Over the better half of the past decade, Singaporean HDB flat owners have seen their real estate portfolio shoot up consistently as a result of the increasing resale and Cash-over-Valuation rates. Unfortunately, the volatile rollercoaster finally peaked and spiraled downwards rapidly since mid-2013. As a result, the resale value of properties has taken a nasty tumble too.
These recent developments have put a short and swift end to the popular stereotype that real estate is a bulletproof investment that is destined to rise and never falter. HDB flats have been a government-backed lifeline for average working class Singaporeans who cannot afford the exorbitant living costs that accompany living in the world’s most expensive city.
Many of you may look to the government once again to tilt the scales of financial power in your hands; however, the bitter truth is that this plunge into HDB property value poverty has come about as a direct outcome of government intervention.
Yes, it’s your very own government that put a roadblock in the juggernaut 175% growth rate in HDB property prices over a period that lasted from 1992-2013. If you’re angry and perplexed trying to decode the “how’s” and “why’s” behind this debacle, here are the key policy changes by the government that led to this mess:
- Waves of Cooling Measures – Although the initial rounds of cooling measures rolled out by the Singaporean govt. barely made a dent on HDB resale prices, the subsequent reduction in Mortgage Servicing Ratio, loan periods and blocking PRs from buying for three years is what did the real damage.
- Extensive Expansion of the HDB Flats Scheme – Thanks to a huge demand for affordable housing, the Singaporean government announced a record 80,000 new HDB flats scheduled for completion over the next 3 years.
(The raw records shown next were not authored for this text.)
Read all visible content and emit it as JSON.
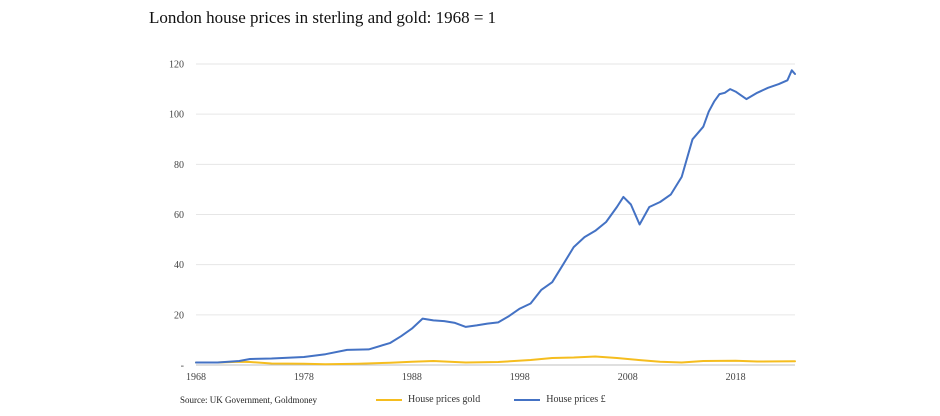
{
  "title": "London house prices in sterling and gold: 1968 = 1",
  "source": "Source: UK Government, Goldmoney",
  "colors": {
    "gold_series": "#f5bd1f",
    "sterling_series": "#4472c4",
    "grid": "#e6e6e6",
    "axis": "#bfbfbf"
  },
  "chart_data": {
    "type": "line",
    "title": "London house prices in sterling and gold: 1968 = 1",
    "xlabel": "",
    "ylabel": "",
    "xlim": [
      1968,
      2023.5
    ],
    "ylim": [
      0,
      120
    ],
    "x_ticks": [
      "1968",
      "1978",
      "1988",
      "1998",
      "2008",
      "2018"
    ],
    "y_ticks": [
      "-",
      "20",
      "40",
      "60",
      "80",
      "100",
      "120"
    ],
    "grid": "horizontal",
    "legend": "bottom",
    "series": [
      {
        "name": "House prices  gold",
        "color": "#f5bd1f",
        "x": [
          1968,
          1970,
          1972,
          1973,
          1975,
          1978,
          1980,
          1983,
          1986,
          1988,
          1990,
          1993,
          1996,
          1999,
          2001,
          2003,
          2005,
          2007,
          2009,
          2011,
          2013,
          2015,
          2018,
          2020,
          2023.5
        ],
        "y": [
          1.0,
          1.0,
          1.3,
          1.2,
          0.6,
          0.5,
          0.3,
          0.5,
          0.9,
          1.3,
          1.6,
          1.0,
          1.2,
          2.0,
          2.8,
          3.0,
          3.4,
          2.8,
          2.0,
          1.3,
          1.0,
          1.6,
          1.7,
          1.4,
          1.5
        ]
      },
      {
        "name": "House prices £",
        "color": "#4472c4",
        "x": [
          1968,
          1970,
          1972,
          1973,
          1975,
          1978,
          1980,
          1982,
          1984,
          1986,
          1987,
          1988,
          1989,
          1990,
          1991,
          1992,
          1993,
          1994,
          1995,
          1996,
          1997,
          1998,
          1999,
          2000,
          2001,
          2002,
          2003,
          2004,
          2005,
          2006,
          2007,
          2007.6,
          2008.3,
          2009.1,
          2010,
          2011,
          2012,
          2013,
          2014,
          2015,
          2015.5,
          2016,
          2016.5,
          2017,
          2017.5,
          2018,
          2019,
          2020,
          2021,
          2022,
          2022.8,
          2023.2,
          2023.5
        ],
        "y": [
          1.0,
          1.0,
          1.6,
          2.4,
          2.6,
          3.2,
          4.3,
          6.0,
          6.2,
          8.8,
          11.5,
          14.5,
          18.5,
          17.8,
          17.5,
          16.8,
          15.2,
          15.8,
          16.5,
          17.0,
          19.5,
          22.5,
          24.5,
          30.0,
          33.0,
          40.0,
          47.0,
          51.0,
          53.5,
          57.0,
          63.0,
          67.0,
          64.0,
          56.0,
          63.0,
          65.0,
          68.0,
          75.0,
          90.0,
          95.0,
          101.0,
          105.0,
          108.0,
          108.5,
          110.0,
          109.0,
          106.0,
          108.5,
          110.5,
          112.0,
          113.5,
          117.5,
          116.0
        ]
      }
    ]
  }
}
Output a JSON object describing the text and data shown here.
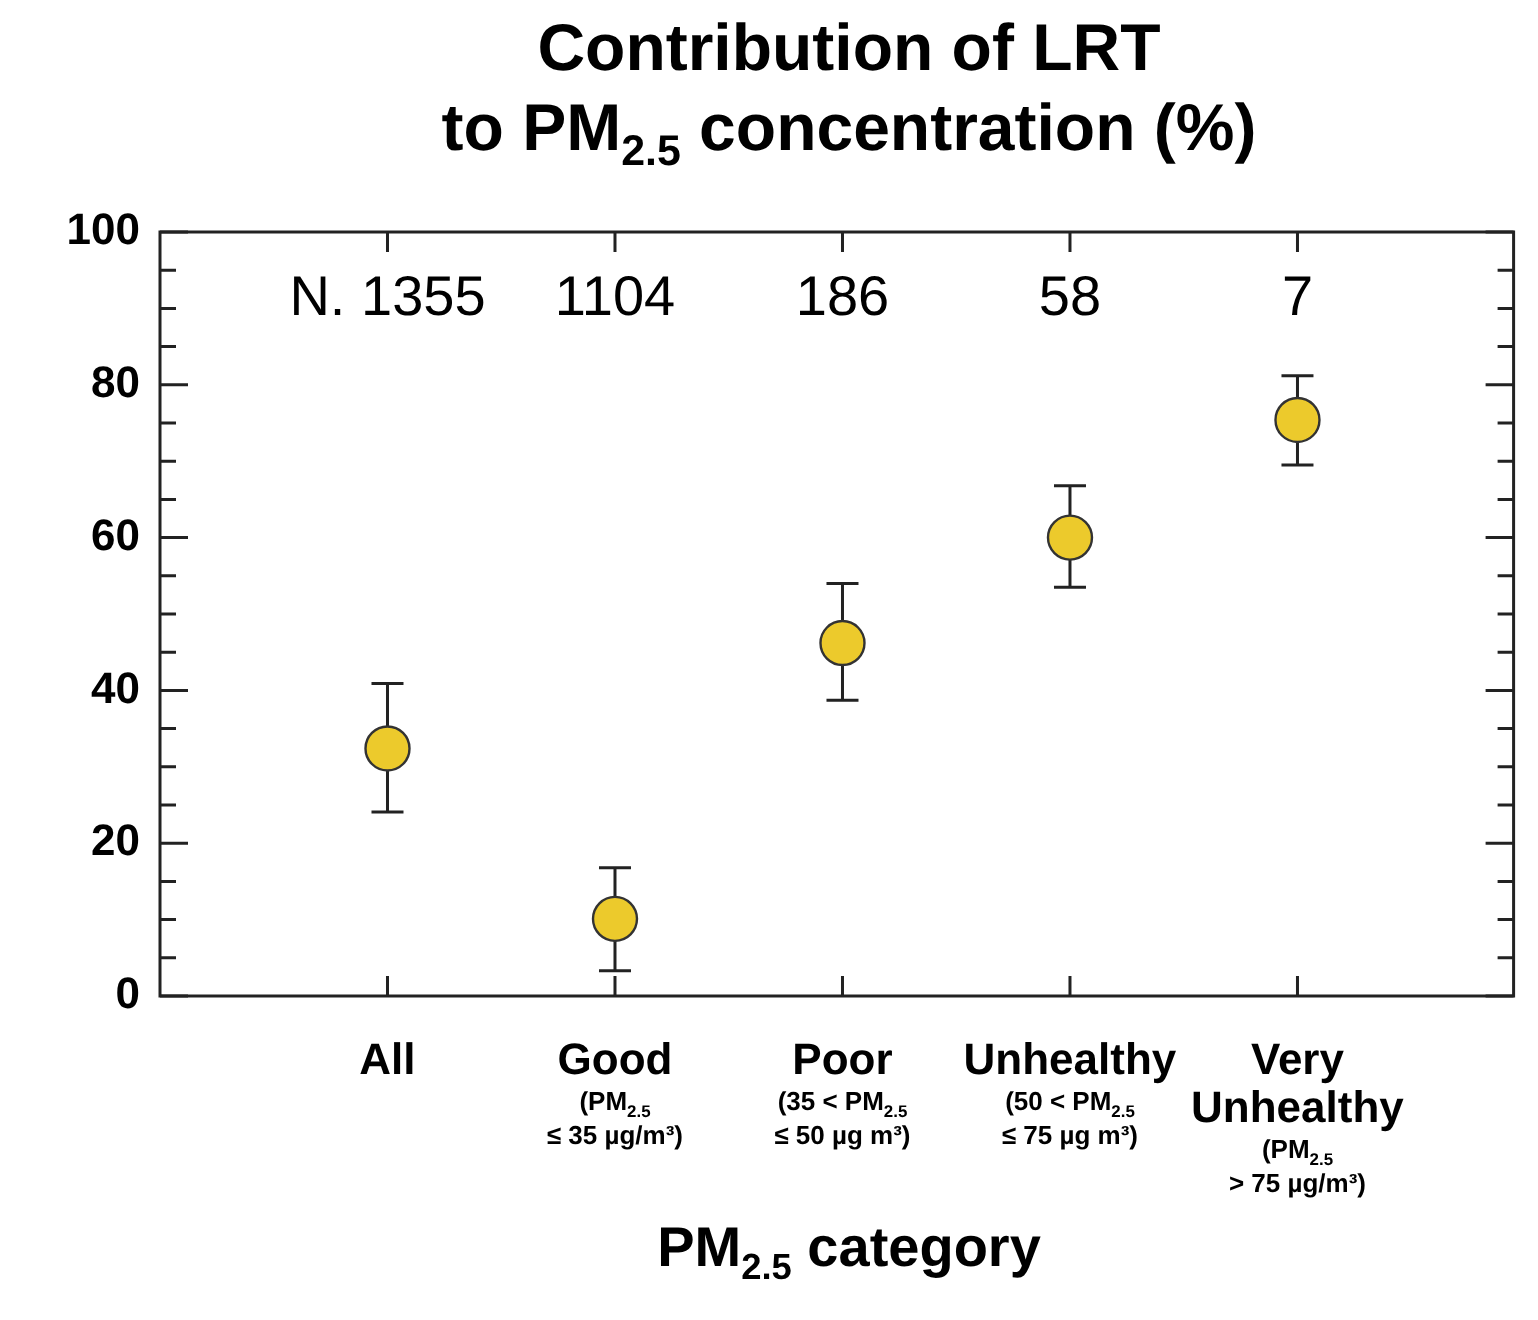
{
  "chart_data": {
    "type": "scatter",
    "title": "Contribution of LRT\nto PM$_{2.5}$ concentration (%)",
    "xlabel": "PM$_{2.5}$ category",
    "categories": [
      "All",
      "Good\n(PM$_{2.5}$\n≤ 35 µg/m³)",
      "Poor\n(35 < PM$_{2.5}$\n≤ 50 µg m³)",
      "Unhealthy\n(50 < PM$_{2.5}$\n≤ 75 µg m³)",
      "Very\nUnhealthy\n(PM$_{2.5}$\n> 75 µg/m³)"
    ],
    "values": [
      32.4,
      10.1,
      46.2,
      60.0,
      75.4
    ],
    "errors": [
      [
        24.1,
        40.9
      ],
      [
        3.3,
        16.8
      ],
      [
        38.7,
        54.0
      ],
      [
        53.5,
        66.8
      ],
      [
        69.5,
        81.2
      ]
    ],
    "color": "#ecca2c",
    "marker": "circle",
    "ylim": [
      0,
      100
    ],
    "yticks": [
      0,
      {
        "value": 5,
        "label": null
      },
      {
        "value": 10,
        "label": null
      },
      {
        "value": 15,
        "label": null
      },
      20,
      {
        "value": 25,
        "label": null
      },
      {
        "value": 30,
        "label": null
      },
      {
        "value": 35,
        "label": null
      },
      40,
      {
        "value": 45,
        "label": null
      },
      {
        "value": 50,
        "label": null
      },
      {
        "value": 55,
        "label": null
      },
      60,
      {
        "value": 65,
        "label": null
      },
      {
        "value": 70,
        "label": null
      },
      {
        "value": 75,
        "label": null
      },
      80,
      {
        "value": 85,
        "label": null
      },
      {
        "value": 90,
        "label": null
      },
      {
        "value": 95,
        "label": null
      },
      100
    ],
    "annotations": [
      "N. 1355",
      "1104",
      "186",
      "58",
      "7"
    ],
    "grid": false,
    "legend": false
  }
}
Hence, the supply-demand curve automatically started its correction course in the aftermath of this announcement and existing HDB flats lost a significant chunk of their resale value.
Thanks to 8 rounds of cooling measures implemented by the government, the latter half of 2013 marked an inauspicious turn for HDB flat resale prices as they dropped by nearly 2%. This downturn is only expected to get worse as these prices are expected to drop by 10% over the next couple of years.
What Does This Mean For Existing HDB Flat Owners In The Long Run?
Although the government’s intentions for rolling out these cooling measures are noble in intent, their efforts in expanding affordable property estates has done some significant collateral damage to the financial portfolios of existing HDB flat owners.
A revelation has been forced upon a market that was completely unprepared to address it. A revelation that HDB flats can no longer be trusted as lifelong assets to adorn your portfolios, and are nothing more than public housing whose value is determined by the government instead of market activity.
HDB flats have lost their credibility as a money-churning asset and Singaporeans now have to come to terms with the fact that they don’t really own the HDB flat, but merely lease it. Hence, the ultimate value of your HDB flat will always end up being worth nothing at the end of your 99-year lease because it will automatically be allotted back to its real owner – the HDB.
As you can see the warning shots have already been fired by the government, now the onus is on Singaporeans to reassess the financial leverage their HDB flat can offer them and accordingly reshape their financial investment strategies.